A manufacturer of television tubes has two types of tubes, A and B, respectively, the tubes have mean lifetimes of
xA = 1495 hours and xB = 1875 hours, and standard deviation of SA = 280 hours and SB = 310 hours. Which tube has the greater (a) absolute dispersion and (b) relative dispersion?
The weights of 10 boxes of a children brand of cereal have a mean content of 278 grams with an S.D of 9.64 grams. If these boxes were purchased at 10 different stores and the average price per box is $ 1.29 with an S.D of $ 0.09, can you conclude that the weights are relatively more homogeneous than the prices?

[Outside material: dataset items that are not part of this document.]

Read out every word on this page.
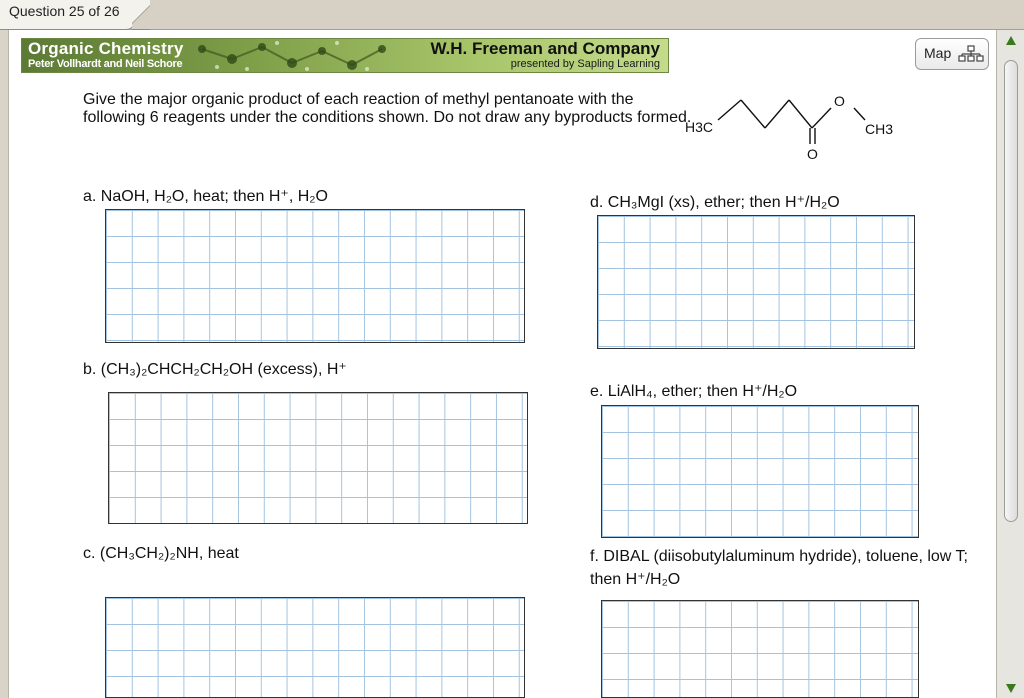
Question 25 of 26
Organic Chemistry
Peter Vollhardt and Neil Schore
W.H. Freeman and Company
presented by Sapling Learning
Map
Give the major organic product of each reaction of methyl pentanoate with the following 6 reagents under the conditions shown. Do not draw any byproducts formed.
H3C
O
O
CH3
a. NaOH, H₂O, heat; then H⁺, H₂O	d. CH₃MgI (xs), ether; then H⁺/H₂O
b. (CH₃)₂CHCH₂CH₂OH (excess), H⁺
e. LiAlH₄, ether; then H⁺/H₂O
c. (CH₃CH₂)₂NH, heat	f. DIBAL (diisobutylaluminum hydride), toluene, low T; then H⁺/H₂O
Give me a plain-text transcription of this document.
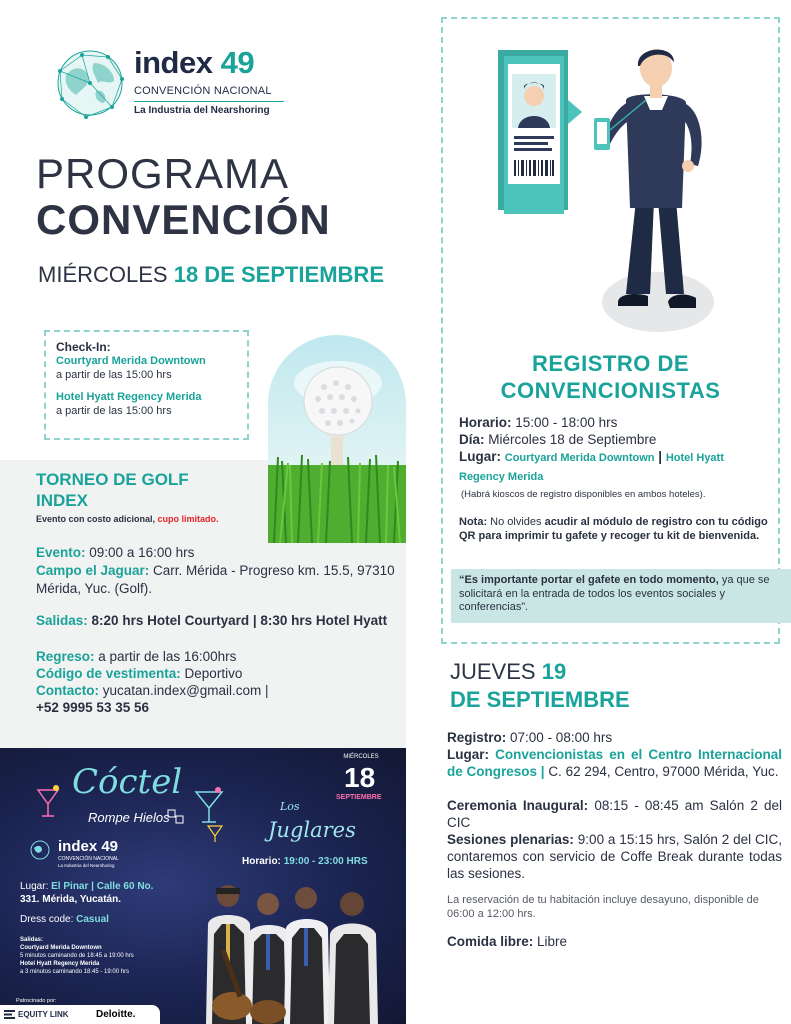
index 49
CONVENCIÓN NACIONAL
La Industria del Nearshoring
PROGRAMA
CONVENCIÓN
MIÉRCOLES 18 DE SEPTIEMBRE
Check-In:
Courtyard Merida Downtown
a partir de las 15:00 hrs
Hotel Hyatt Regency Merida
a partir de las 15:00 hrs
TORNEO DE GOLF
INDEX
Evento con costo adicional, cupo limitado.
Evento: 09:00 a 16:00 hrs
Campo el Jaguar: Carr. Mérida - Progreso km. 15.5, 97310 Mérida, Yuc. (Golf).
Salidas: 8:20 hrs Hotel Courtyard | 8:30 hrs Hotel Hyatt
Regreso: a partir de las 16:00hrs
Código de vestimenta: Deportivo
Contacto: yucatan.index@gmail.com |
+52 9995 53 35 56
Cóctel
Rompe Hielos
MIÉRCOLES
18
SEPTIEMBRE
Los
Juglares
index 49
CONVENCIÓN NACIONAL
La Industria del Nearshoring	Horario: 19:00 - 23:00 HRS
Lugar: El Pinar | Calle 60 No.
331. Mérida, Yucatán.
Dress code: Casual
Salidas:
Courtyard Merida Downtown
5 minutos caminando de 18:45 a 19:00 hrs
Hotel Hyatt Regency Merida
a 3 minutos caminando 18:45 - 19:00 hrs
Patrocinado por:
EQUITY LINK	Deloitte.
REGISTRO DE
CONVENCIONISTAS
Horario: 15:00 - 18:00 hrs
Día: Miércoles 18 de Septiembre
Lugar: Courtyard Merida Downtown | Hotel Hyatt Regency Merida
(Habrá kioscos de registro disponibles en ambos hoteles).
Nota: No olvides acudir al módulo de registro con tu código QR para imprimir tu gafete y recoger tu kit de bienvenida.
“Es importante portar el gafete en todo momento, ya que se solicitará en la entrada de todos los eventos sociales y conferencias”.
JUEVES 19
DE SEPTIEMBRE
Registro: 07:00 - 08:00 hrs
Lugar: Convencionistas en el Centro Internacional de Congresos | C. 62 294, Centro, 97000 Mérida, Yuc.
Ceremonia Inaugural: 08:15 - 08:45 am Salón 2 del CIC
Sesiones plenarias: 9:00 a 15:15 hrs, Salón 2 del CIC, contaremos con servicio de Coffe Break durante todas las sesiones.
La reservación de tu habitación incluye desayuno, disponible de 06:00 a 12:00 hrs.
Comida libre: Libre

To determine which tube has the greater absolute dispersion, we can compare the standard deviations of the two types of tubes. The formula for absolute dispersion is the standard deviation multiplied by a constant factor.
(a) Absolute Dispersion:
The formula for absolute dispersion is given by:
Absolute Dispersion = Standard Deviation * Constant Factor
The constant factor is chosen based on the desired level of confidence. For a 95% confidence level, the constant factor is approximately 1.96.
So, for Tube A:
Absolute Dispersion A = Standard Deviation A * 1.96
= 280 * 1.96
For Tube B:
Absolute Dispersion B = Standard Deviation B * 1.96
= 310 * 1.96
Now, we can compare the absolute dispersions of Tube A and Tube B. The tube with a higher absolute dispersion value will have a greater dispersion of values.
(b) Relative Dispersion:
To calculate relative dispersion, we need to calculate the coefficient of variation (CV) for each tube. The coefficient of variation is the ratio of the standard deviation to the mean, expressed as a percentage.
The formula for CV is given by:
CV = (Standard Deviation / Mean) * 100
For Tube A:
CV A = (Standard Deviation A / Mean A) * 100
= (280 / 1495) * 100
For Tube B:
CV B = (Standard Deviation B / Mean B) * 100
= (310 / 1875) * 100
Now, we can compare the coefficient of variation for Tube A and Tube B. The tube with a higher coefficient of variation will have a greater relative dispersion.